A Constituição do Paraguai, em seu capítulo V, artigo 64, estabelece: "Nadie puede ser sometido a juicio por los mismos hechos en virtud de los quales hubiera sido juzgado anteriormente, ni privado de su libertad por obligaciones cuyo incumplimiento no haya sido definido por la ley como delito o falta. No se admite la prisión por deuda." [35] Trata-se de uma constituição de origem também latina, muito próxima de nossa cultura, muito parecida com a nossa também. A proteção dada à coisa julgada nesta Constituição não se refere, como na nossa, apenas à esfera penal, mas à coisa julgada como um todo, como Instituto. Trata-se, a nosso ver, de texto muito mais completo, assim como o inserido em nossa Constituição, que garante a ascensão de dogma constitucional à coisa julgada como Instituto processual, não somente como garantia de direito criminal.

A Constituição de Portugal, em seu artigo 29 (ao tratar da aplicação da lei criminal), item 5, prevê a coisa julgada, in verbis: "ninguém pode ser julgado mais do que uma vez pela prática do mesmo crime." [36] A Constituição de Portugal, portanto, não oferece a mesma acolhida que a nossa Constituição concedeu à coisa julgada, limitando-se a prevê-la e tutelá-la apenas na esfera criminal, como a maioria das Constituições do planeta.

A Constituição da Venezuela, em seu artigo 60, 8.º prevê: "Ninguém poderá se submetido a julgamento pelos mesmos fatos em virtude dos quais já tenha sido julgado;". [37] Trata-se de proteção que não se limita, como fazem a maioria das Constituições, à esfera criminal, ou seja, ao mencionar a impossibilidade de que o cidadão possa ser submetido a julgamento pelo mesmo fato que já tenha sido julgado, nada mencionando ser este fato criminoso ou não, a Constituição venezuelana também oferece uma maior proteção à coisa julgada como Instituto processual, não apenas de direito penal, mas de todo e qualquer ramo do direito.

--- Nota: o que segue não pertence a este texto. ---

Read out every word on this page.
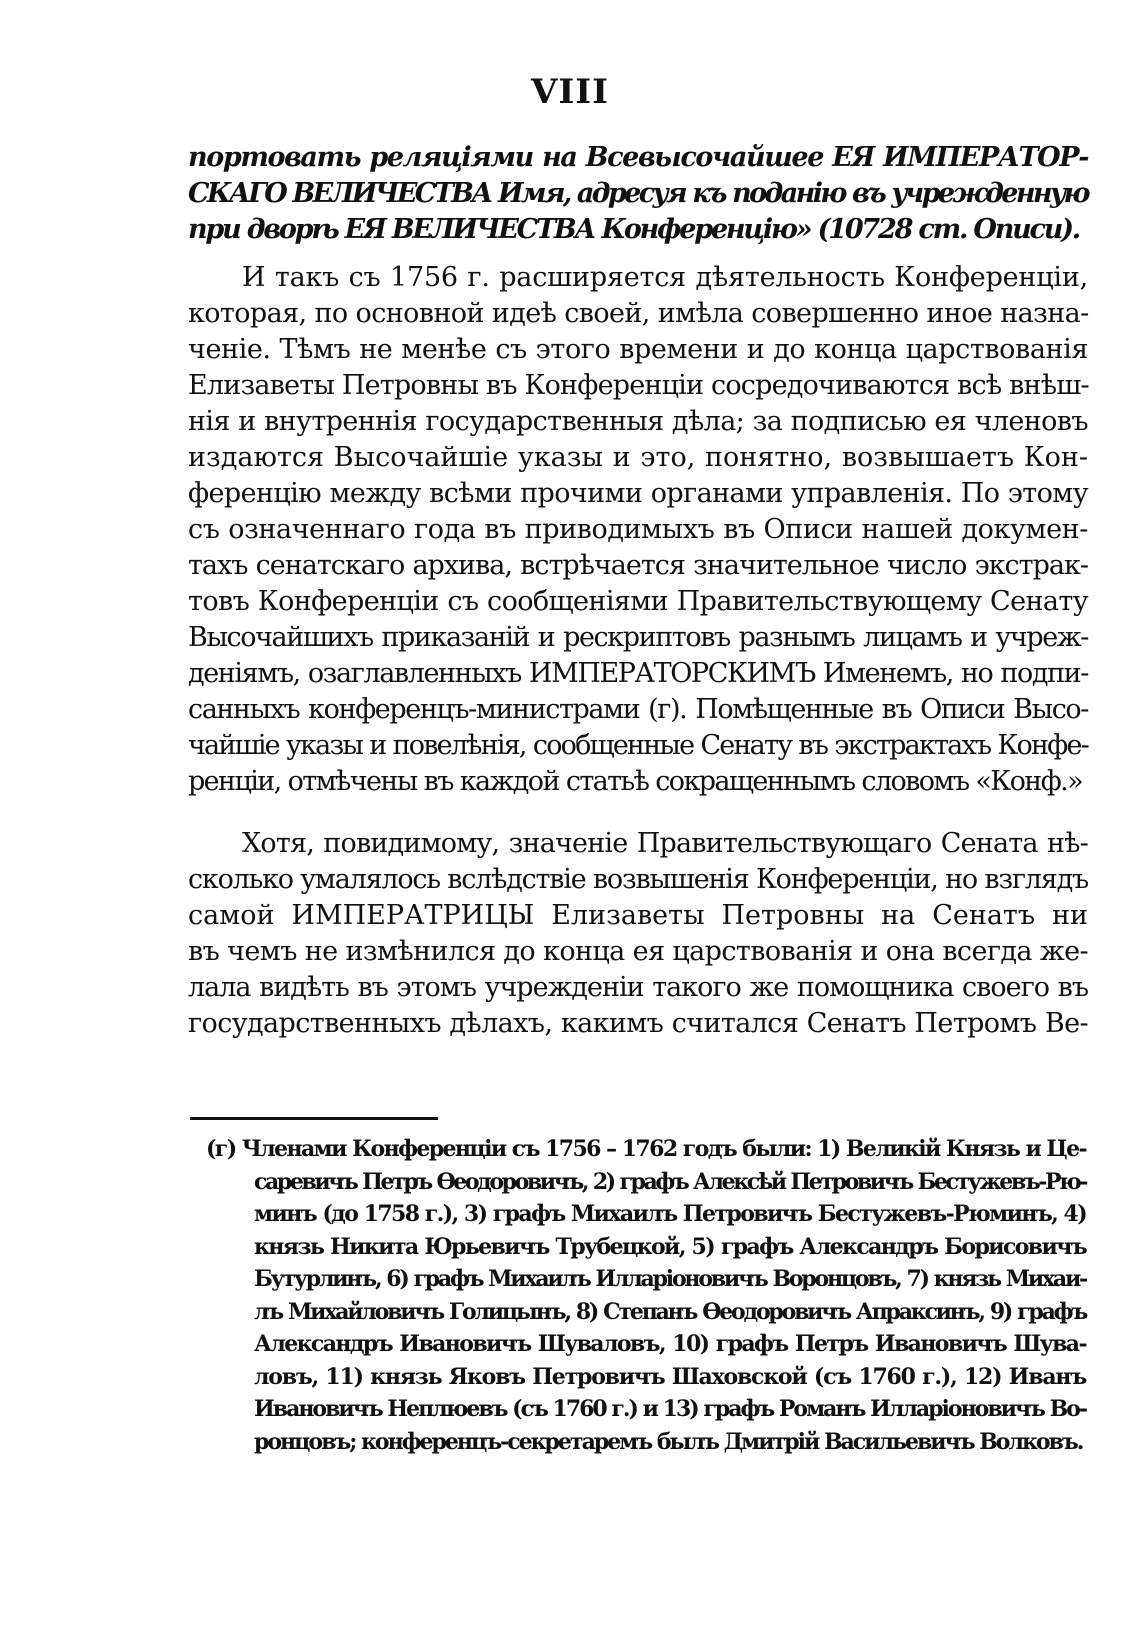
VIII
портовать реляціями на Всевысочайшее ЕЯ ИМПЕРАТОР-
СКАГО ВЕЛИЧЕСТВА Имя, адресуя къ поданію въ учрежденную
при дворѣ ЕЯ ВЕЛИЧЕСТВА Конференцію» (10728 ст. Описи).
И такъ съ 1756 г. расширяется дѣятельность Конференціи,
которая, по основной идеѣ своей, имѣла совершенно иное назна-
ченіе. Тѣмъ не менѣе съ этого времени и до конца царствованія
Елизаветы Петровны въ Конференціи сосредочиваются всѣ внѣш-
нія и внутреннія государственныя дѣла; за подписью ея членовъ
издаются Высочайшіе указы и это, понятно, возвышаетъ Кон-
ференцію между всѣми прочими органами управленія. По этому
съ означеннаго года въ приводимыхъ въ Описи нашей докумен-
тахъ сенатскаго архива, встрѣчается значительное число экстрак-
товъ Конференціи съ сообщеніями Правительствующему Сенату
Высочайшихъ приказаній и рескриптовъ разнымъ лицамъ и учреж-
деніямъ, озаглавленныхъ ИМПЕРАТОРСКИМЪ Именемъ, но подпи-
санныхъ конференцъ-министрами (г). Помѣщенные въ Описи Высо-
чайшіе указы и повелѣнія, сообщенные Сенату въ экстрактахъ Конфе-
ренціи, отмѣчены въ каждой статьѣ сокращеннымъ словомъ «Конф.»
Хотя, повидимому, значеніе Правительствующаго Сената нѣ-
сколько умалялось вслѣдствіе возвышенія Конференціи, но взглядъ
самой ИМПЕРАТРИЦЫ Елизаветы Петровны на Сенатъ ни
въ чемъ не измѣнился до конца ея царствованія и она всегда же-
лала видѣть въ этомъ учрежденіи такого же помощника своего въ
государственныхъ дѣлахъ, какимъ считался Сенатъ Петромъ Ве-
(г) Членами Конференціи съ 1756 – 1762 годъ были: 1) Великій Князь и Це-
саревичъ Петръ Ѳеодоровичъ, 2) графъ Алексѣй Петровичъ Бестужевъ-Рю-
минъ (до 1758 г.), 3) графъ Михаилъ Петровичъ Бестужевъ-Рюминъ, 4)
князь Никита Юрьевичъ Трубецкой, 5) графъ Александръ Борисовичъ
Бутурлинъ, 6) графъ Михаилъ Илларіоновичъ Воронцовъ, 7) князь Михаи-
лъ Михайловичъ Голицынъ, 8) Степанъ Ѳеодоровичъ Апраксинъ, 9) графъ
Александръ Ивановичъ Шуваловъ, 10) графъ Петръ Ивановичъ Шува-
ловъ, 11) князь Яковъ Петровичъ Шаховской (съ 1760 г.), 12) Иванъ
Ивановичъ Неплюевъ (съ 1760 г.) и 13) графъ Романъ Илларіоновичъ Во-
ронцовъ; конференцъ-секретаремъ былъ Дмитрій Васильевичъ Волковъ.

Podemos perceber, ao analisarmos estas Constituições estrangeiras, que a nossa Magna Carta não tem uma redação mal elaborada; nosso texto constitucional nada deixa a desejar em comparação com os demais, muito pelo contrário, trata-se de um dos melhores textos ao apresentar a coisa julgada, ao lado do direito adquirido e do ato jurídico perfeito, intocável perante o legislador ao realizar o processo legislativo, mas não perante a justiça quando não completa, quando não existindo como um ato juridicamente perfeito, permitindo, nossa Carta maior, o julgamento do mesmo fato através da garantia do amplo acesso ao judiciário, sempre que houver legítimo fundamento para que isso possa ser realizado.


5. Coisa julgada formal

Quando estiverem esgotados todos os recursos previstos na lei processual, ou porque foram todos utilizados e decididos, ou porque decorreu o prazo de sua interposição, ocorre a coisa julgada formal, que é a imutabilidade da decisão dentro do mesmo processo por falta de meios de impugnação possíveis, recursos ordinários ou extraordinários. [38]

A coisa julgada formal, ou preclusão máxima, dá à sentença imutabilidade como ato processual de encerramento da relação processual. [39]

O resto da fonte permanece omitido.